I feel a bit blue this morning, sad that the Hump is done and dusted: loved meeting you, readers! check out the photos on the Hump page! So I’ve been on the hunt for mood boosters and found some help close at hand. Here’s what Leatrice Eiseman, executive director of the Pantone Color Institute and author of More Alive with Color has to say: “there are days we need a shot of adrenaline before we even get out of bed, and colors can help with that.” Eiseman suggests that “by surrounding yourself with bright colors – something as simple as an orange bathrobe or a yellow umbrella – you can give yourself that needed energy boost to face the day.”
So, Rupert Bear: he knows what to wear. Ever since this character appeared in England’s Daily Mail in 1920 (he’s still a popular children’s comic strip), he’s been sporting his bright red jumper (sweater) and matching checkered yellow trousers (pants) and scarf. How’s that for a get-up-and-go outfit? And over here the little girl who’s graced Morton Salt pots since I-don’t-know-when also knows a thing or two about power dressing: this is her in the 1950s in a sun-colored dress (she’s most known for a yellow raincoat).

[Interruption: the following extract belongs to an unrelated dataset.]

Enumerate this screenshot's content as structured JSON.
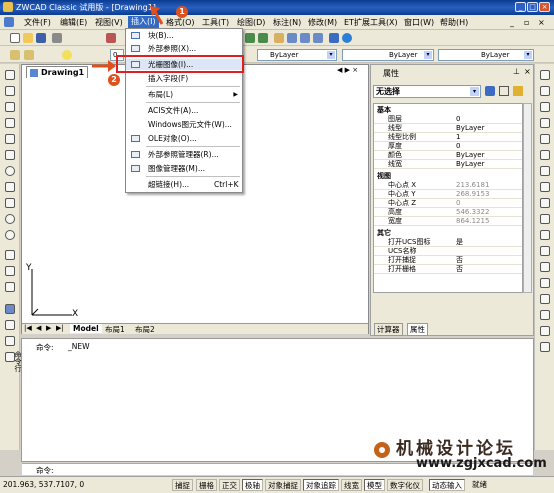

It makes sense that it’s the colors that cluster in the ‘warm’ section of the color wheel (red, orange and yellow) that are the most energizing, and that’s behind my double-pic pick for today. First up is Larry Poons, an American abstract artist born in 1937. Poons rose to prominence in the 1960s with paintings of small circles and ovals against colored backgrounds. This is Tristan da Cugna (1964), which I think is named after a volcanic group of islands in the south Atlantic Ocean, the most remote inhabited archipelago in the world. Here we have a confetti of light-colored oval shapes bobbing across a brilliantly saturated orange surface. There’s a sense of the twitching life of infinitesimal organisms, of ready-to-burst energy. The scintillating sense of movement trapped in works like this classed them as Op Art (short for Optical Art), the 1960s art movement that used hard-edged flat areas of paint to play with the eye and mimic the impression of movement. All I know is that Poons has made me want to get up and get jiggy with it.
Also rocking the orange approach is Félix Vallotton (1865 – 1925), a Swiss painter and printmaker whose Marigolds and Tangerines (1924) comes at the end of his career. In the 1890s Vallotton had been associated with the Nabis, a group of artists who sought to revitalise painting by rejecting naturalism and preferring a simplified, subjective vision. Later though, Vallotton veered towards something more truthful and technical. He received some criticism for this (one detractor said his creations creaked “with an intolerable dryness” and that his colors “lack all joyfulness”), but I like the crisp and uncompromising character of this painting.
See the gleaming weave of the wicker, the different textures on the belly of the jug, the dark glossy leaves. And I’d certainly contest the claim that there’s no joy in these colors: Vallotton has surely captured what people call a ‘pop’ of color, as his orange fruit and flowers dot punchily across this picture.
And Vallotton offers a double-whammy for feel-good factor: a Harvard study has shown that looking at blooms early morning sets you up for higher energy levels for the rest of the day. So I’m loving all the orange around our apartment right now. Do you have a color that makes you feel a certain way?